Monday, September 21, 2009

Prepare: What to do when unexpected guests arrive?

OK, so the world is coming to an end. Pick your poison. Plague, nuclear war, earth shift, civil disorder, etc.

You and yours have holed up in the country. Or in your cleverly disguised suburban home. Or maybe in the city, in an old warehouse or brownstone camouflaged to look dilapidated and uninviting.

Well, not inviting enough. The best friend, ex-brother in law, guy at work with family, or whoever, has shown up at the door. They may have a truck full of food or in a nearly empty car or on foot with only the clothes on their back. So what do you do?

First, the gig is up. Maybe you bragged about your lair, supplies and plans too many times at the dinner table, reunion or around the water cooler. Too many preppers do. After all, this is what we do 24/7 and when the other folks talk about their latest vacation or golf outing, we feel kind of stupid with nothing to say.

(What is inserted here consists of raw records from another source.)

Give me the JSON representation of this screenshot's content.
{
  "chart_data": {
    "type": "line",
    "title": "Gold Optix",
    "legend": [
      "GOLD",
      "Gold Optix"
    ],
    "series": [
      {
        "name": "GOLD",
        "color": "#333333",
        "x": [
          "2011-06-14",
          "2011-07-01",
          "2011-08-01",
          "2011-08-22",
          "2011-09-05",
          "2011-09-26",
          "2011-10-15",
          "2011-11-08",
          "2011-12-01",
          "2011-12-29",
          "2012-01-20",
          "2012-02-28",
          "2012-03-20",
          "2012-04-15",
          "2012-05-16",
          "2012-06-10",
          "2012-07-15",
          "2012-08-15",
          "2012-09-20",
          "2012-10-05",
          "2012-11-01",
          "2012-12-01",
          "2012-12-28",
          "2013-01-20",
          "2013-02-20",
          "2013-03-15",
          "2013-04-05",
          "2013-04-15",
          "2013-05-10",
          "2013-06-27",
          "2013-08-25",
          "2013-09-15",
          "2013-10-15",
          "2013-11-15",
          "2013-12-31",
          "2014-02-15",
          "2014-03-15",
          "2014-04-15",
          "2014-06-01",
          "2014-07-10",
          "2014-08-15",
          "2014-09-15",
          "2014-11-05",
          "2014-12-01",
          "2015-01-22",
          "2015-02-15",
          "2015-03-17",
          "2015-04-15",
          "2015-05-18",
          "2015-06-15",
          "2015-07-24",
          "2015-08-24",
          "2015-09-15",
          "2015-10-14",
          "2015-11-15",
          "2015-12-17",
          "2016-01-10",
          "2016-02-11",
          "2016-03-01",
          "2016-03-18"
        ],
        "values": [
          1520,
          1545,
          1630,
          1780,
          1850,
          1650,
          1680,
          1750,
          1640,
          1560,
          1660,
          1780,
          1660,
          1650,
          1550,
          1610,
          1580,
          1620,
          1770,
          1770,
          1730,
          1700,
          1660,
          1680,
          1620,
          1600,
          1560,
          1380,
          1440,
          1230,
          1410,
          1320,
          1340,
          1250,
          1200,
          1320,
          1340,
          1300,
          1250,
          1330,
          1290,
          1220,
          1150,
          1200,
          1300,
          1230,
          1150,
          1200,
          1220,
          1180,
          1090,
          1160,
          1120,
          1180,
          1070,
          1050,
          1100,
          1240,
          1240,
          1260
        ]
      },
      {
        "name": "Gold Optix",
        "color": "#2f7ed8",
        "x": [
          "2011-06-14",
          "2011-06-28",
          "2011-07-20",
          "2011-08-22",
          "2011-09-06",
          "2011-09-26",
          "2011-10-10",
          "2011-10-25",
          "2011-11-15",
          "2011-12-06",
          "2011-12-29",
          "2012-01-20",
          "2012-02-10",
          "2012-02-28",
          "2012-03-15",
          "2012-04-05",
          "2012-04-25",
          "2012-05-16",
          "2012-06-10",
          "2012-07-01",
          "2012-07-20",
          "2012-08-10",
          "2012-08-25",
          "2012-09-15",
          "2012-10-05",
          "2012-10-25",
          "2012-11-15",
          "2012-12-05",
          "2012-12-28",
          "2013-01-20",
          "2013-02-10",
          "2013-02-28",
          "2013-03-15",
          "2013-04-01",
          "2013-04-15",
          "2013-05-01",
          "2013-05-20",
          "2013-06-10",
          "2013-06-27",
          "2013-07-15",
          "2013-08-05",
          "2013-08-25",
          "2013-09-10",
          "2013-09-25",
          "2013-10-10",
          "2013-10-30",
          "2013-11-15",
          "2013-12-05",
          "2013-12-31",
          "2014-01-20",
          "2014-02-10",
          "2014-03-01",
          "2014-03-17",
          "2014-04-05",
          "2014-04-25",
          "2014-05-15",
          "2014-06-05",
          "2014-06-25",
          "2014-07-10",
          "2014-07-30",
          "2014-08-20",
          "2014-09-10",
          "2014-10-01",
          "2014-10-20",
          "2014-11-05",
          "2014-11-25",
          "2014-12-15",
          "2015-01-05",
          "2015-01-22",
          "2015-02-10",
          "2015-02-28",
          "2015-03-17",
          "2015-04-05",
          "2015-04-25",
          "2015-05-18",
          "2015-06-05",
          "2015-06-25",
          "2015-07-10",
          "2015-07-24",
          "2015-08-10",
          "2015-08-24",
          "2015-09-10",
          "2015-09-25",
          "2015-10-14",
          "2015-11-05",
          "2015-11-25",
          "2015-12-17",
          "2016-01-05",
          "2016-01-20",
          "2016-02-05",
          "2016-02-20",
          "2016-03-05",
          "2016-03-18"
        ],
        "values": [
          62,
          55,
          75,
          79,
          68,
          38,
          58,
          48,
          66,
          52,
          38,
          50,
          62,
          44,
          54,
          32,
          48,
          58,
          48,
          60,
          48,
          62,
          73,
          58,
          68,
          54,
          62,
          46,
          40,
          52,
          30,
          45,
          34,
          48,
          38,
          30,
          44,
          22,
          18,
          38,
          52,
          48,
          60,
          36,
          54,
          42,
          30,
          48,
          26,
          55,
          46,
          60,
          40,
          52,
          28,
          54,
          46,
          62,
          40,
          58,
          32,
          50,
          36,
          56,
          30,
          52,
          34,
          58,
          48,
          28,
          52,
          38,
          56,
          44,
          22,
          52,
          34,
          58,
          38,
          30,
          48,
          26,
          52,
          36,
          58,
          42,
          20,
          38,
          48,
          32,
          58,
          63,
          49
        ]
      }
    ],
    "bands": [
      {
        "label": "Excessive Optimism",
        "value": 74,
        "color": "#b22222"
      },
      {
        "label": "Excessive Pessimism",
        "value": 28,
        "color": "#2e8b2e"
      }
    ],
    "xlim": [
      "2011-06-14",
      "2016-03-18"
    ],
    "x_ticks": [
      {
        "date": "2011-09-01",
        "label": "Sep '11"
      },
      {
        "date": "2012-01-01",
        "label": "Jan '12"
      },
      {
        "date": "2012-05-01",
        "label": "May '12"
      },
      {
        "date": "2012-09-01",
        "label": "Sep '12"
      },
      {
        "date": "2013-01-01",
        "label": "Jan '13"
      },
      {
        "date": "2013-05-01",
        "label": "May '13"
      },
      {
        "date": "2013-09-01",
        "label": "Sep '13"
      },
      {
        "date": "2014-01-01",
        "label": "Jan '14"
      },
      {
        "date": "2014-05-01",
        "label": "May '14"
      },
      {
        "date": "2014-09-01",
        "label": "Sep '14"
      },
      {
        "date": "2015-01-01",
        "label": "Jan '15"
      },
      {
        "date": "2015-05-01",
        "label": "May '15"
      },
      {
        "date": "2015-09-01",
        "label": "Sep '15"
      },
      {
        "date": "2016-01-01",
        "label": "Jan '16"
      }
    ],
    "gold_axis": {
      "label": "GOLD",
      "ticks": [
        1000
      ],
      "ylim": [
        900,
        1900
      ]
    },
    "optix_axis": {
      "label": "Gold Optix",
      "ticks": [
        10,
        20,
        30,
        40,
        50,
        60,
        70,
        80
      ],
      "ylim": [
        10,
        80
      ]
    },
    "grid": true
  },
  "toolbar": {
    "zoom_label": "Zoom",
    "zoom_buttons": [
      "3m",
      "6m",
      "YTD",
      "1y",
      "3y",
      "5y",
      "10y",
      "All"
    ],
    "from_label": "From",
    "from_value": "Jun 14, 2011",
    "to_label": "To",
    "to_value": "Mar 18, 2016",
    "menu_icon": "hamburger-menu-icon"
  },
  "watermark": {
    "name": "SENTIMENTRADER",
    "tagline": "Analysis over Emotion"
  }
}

So you let slip that "Well, this weekend, we added another 400 square feet to the garden and I picked up a new Remington at the gun show".

They know and here you are with unplanned visitors at the door.

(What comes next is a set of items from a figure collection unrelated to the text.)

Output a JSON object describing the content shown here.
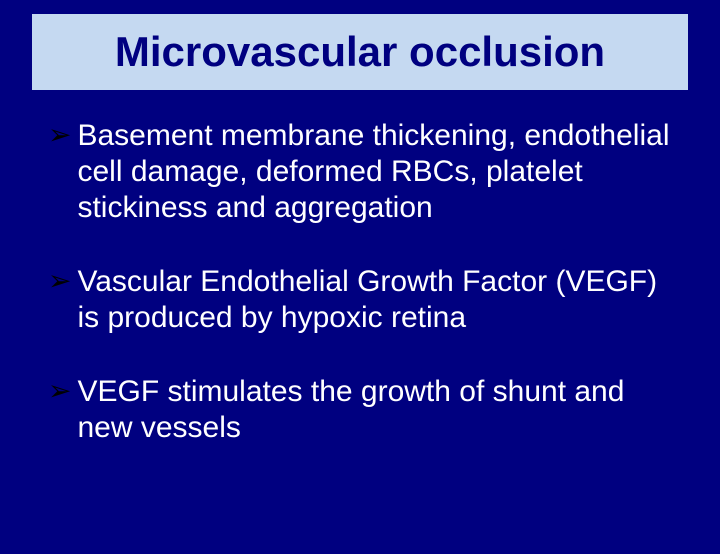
{
  "slide": {
    "title": "Microvascular occlusion",
    "background_color": "#000080",
    "title_box": {
      "background_color": "#c5d9f1",
      "text_color": "#000080",
      "font_size": 42,
      "font_weight": "bold"
    },
    "bullets": [
      {
        "marker": "➢",
        "text": "Basement membrane thickening, endothelial cell damage, deformed RBCs, platelet stickiness and aggregation"
      },
      {
        "marker": "➢",
        "text": "Vascular Endothelial Growth Factor (VEGF) is produced by hypoxic retina"
      },
      {
        "marker": "➢",
        "text": "VEGF stimulates the growth of shunt and new vessels"
      }
    ],
    "bullet_style": {
      "marker_color": "#000000",
      "text_color": "#ffffff",
      "font_size": 30,
      "marker_font_size": 28
    }
  }
}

Some of you will write in the forums, "I will have gun in hand and let them know there is no room and to go back to looking. I might give them some food or water, especially if they have kids, but that's it".

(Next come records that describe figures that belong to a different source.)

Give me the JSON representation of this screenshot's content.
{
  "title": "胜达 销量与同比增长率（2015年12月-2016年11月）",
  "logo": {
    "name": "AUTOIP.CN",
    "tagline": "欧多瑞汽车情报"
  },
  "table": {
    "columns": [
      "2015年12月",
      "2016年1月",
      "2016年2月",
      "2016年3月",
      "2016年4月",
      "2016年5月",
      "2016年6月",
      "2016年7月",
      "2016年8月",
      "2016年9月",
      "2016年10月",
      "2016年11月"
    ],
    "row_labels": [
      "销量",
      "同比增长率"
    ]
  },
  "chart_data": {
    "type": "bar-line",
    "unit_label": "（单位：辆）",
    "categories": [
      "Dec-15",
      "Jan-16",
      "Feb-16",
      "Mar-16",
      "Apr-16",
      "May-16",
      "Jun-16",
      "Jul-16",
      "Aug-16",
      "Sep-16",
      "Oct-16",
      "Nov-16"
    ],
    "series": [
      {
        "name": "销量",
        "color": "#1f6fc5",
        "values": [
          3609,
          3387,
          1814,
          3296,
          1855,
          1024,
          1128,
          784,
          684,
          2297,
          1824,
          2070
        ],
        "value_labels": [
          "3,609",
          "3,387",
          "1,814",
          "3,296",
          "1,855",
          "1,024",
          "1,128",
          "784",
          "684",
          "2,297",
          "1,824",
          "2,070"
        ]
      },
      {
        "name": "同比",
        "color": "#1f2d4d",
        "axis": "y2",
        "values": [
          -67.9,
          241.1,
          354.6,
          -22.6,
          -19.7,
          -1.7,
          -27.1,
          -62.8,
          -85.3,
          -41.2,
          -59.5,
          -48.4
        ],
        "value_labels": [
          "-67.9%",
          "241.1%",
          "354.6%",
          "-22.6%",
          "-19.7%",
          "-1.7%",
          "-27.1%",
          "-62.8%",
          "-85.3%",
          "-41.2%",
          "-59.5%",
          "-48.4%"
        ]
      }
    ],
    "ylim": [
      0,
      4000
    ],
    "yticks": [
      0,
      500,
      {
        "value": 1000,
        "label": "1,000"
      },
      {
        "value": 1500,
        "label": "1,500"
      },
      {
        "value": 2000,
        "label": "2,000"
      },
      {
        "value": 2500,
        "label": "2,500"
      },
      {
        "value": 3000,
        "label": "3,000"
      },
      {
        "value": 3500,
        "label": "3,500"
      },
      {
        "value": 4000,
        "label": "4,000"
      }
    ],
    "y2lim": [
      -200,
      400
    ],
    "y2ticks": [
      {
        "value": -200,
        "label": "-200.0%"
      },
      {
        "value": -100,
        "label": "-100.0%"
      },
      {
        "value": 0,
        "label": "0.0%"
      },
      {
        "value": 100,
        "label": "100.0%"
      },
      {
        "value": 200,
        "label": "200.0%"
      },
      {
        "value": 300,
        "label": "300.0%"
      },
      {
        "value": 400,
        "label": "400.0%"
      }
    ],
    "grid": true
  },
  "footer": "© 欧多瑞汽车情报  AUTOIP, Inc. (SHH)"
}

Sounds great. Unless it's your wife's family of course. You'll also have to watch your back all the time when that disgruntled friend comes back to take what he wants.

So what to do?

First, really look at your situation and theirs. Do the newcomers pose a threat to you and your family and the others at your place? Are they dangerous, mental or sick? Is there an immediate threat which could compromise your security right now?

Second, if the new arrivals do not constitute a threat, could you take them in? Be honest. Maybe you have a 3 month supply of packaged and canned food and a one year supply of long term storage food and you have enough for 8 people. The newcomers represent 4 more mouths. If they are empty handed, will their contribution be enough to reduce your food stocks by one third?

Next, where does your reluctance lie? Is it because the newcomer did not prepare like you did, laughed at your efforts and now you have the upper hand? Or are they a real threat to the security and well being of your existing group? This is a big one so be honest. Are you thinking about the greater good or revenge?

Here are some positive points about newcomers and the unexpected guest:

Another set of hands, ears and eyes. In a survival situation, numbers rule. If there are four adults, two are always on duty for security. The other two are resting and working if possible. Adding just two more adults increases the labor pool by one third and means that two more can be working while two patrol/watch and two rest.

More people brings more skills. Maybe "Bob" has never handled a gun, but what if Bob is a decent mechanic, doctor or gardener? Suddenly, your skill set just went up a notch. Further, you may have overlooked a skill you never imagined. Now you have an answer.

The newcomer increases your stock. Hate to sound "animal" but another family means possible mates for your family down the line. The kids have to get married some day and have more children. If there are not enough people where you are, you will have to go looking anyway. Might as well take care of that project now.

But there are some negatives as well all know...

The newcomer may be lazy, drunk, a thief, argumentative, short sighted, or ambitious enough to take over. Can't have that.

You may have to offer to take the children and tell Mom or Dad, sorry, but that it is best for the kids. Some may take you up on it for the sake of children.

You may be in a situation where Mom and kids are welcome, but drunk and disorderly boyfriend has no place. It can get ugly.

So what to do if the newcomer or guest is not wanted?

While the rare person may accept their fate and lack of space with you, don't count on it. It is human nature, especially in life and death situations, to bear a grudge if forced out. And in survival, that means forever watching your back.

Suppose brother in law, always a drunk and layabout, shows up. After discussion with your group, it is decide that BIL will get a week's supply of food and water and sent packing.

Now what? You just increased BIL range to find another group who may "persuade" him to reveal where he got his last meal from. And then they will come calling.

It may be best in these situations to take Brother in Law for a ride. A long one.

I am the kind who will take in almost anyone who is family, a good friend or is truly needy. I don't think I could turn a child away in any situation.

So the best course is -

1) Shut up. Don't tell anyone what your plans are unless you are ready to provide for them.

2) Have extra. There will be unplanned for visitors whether they find you or you find them.

3) Be ready to accept partials; that means kids, or single mom or injured skilled person.

4) Be ready to make hard and final decisions about unwanted guests.

5) Be realistic. You can't watch the bug out location all alone. Forgo three years worth of stored food for only one year if it means increasing your odds of survival.

Hard decisions, but better to be ready than not at all and have it happen.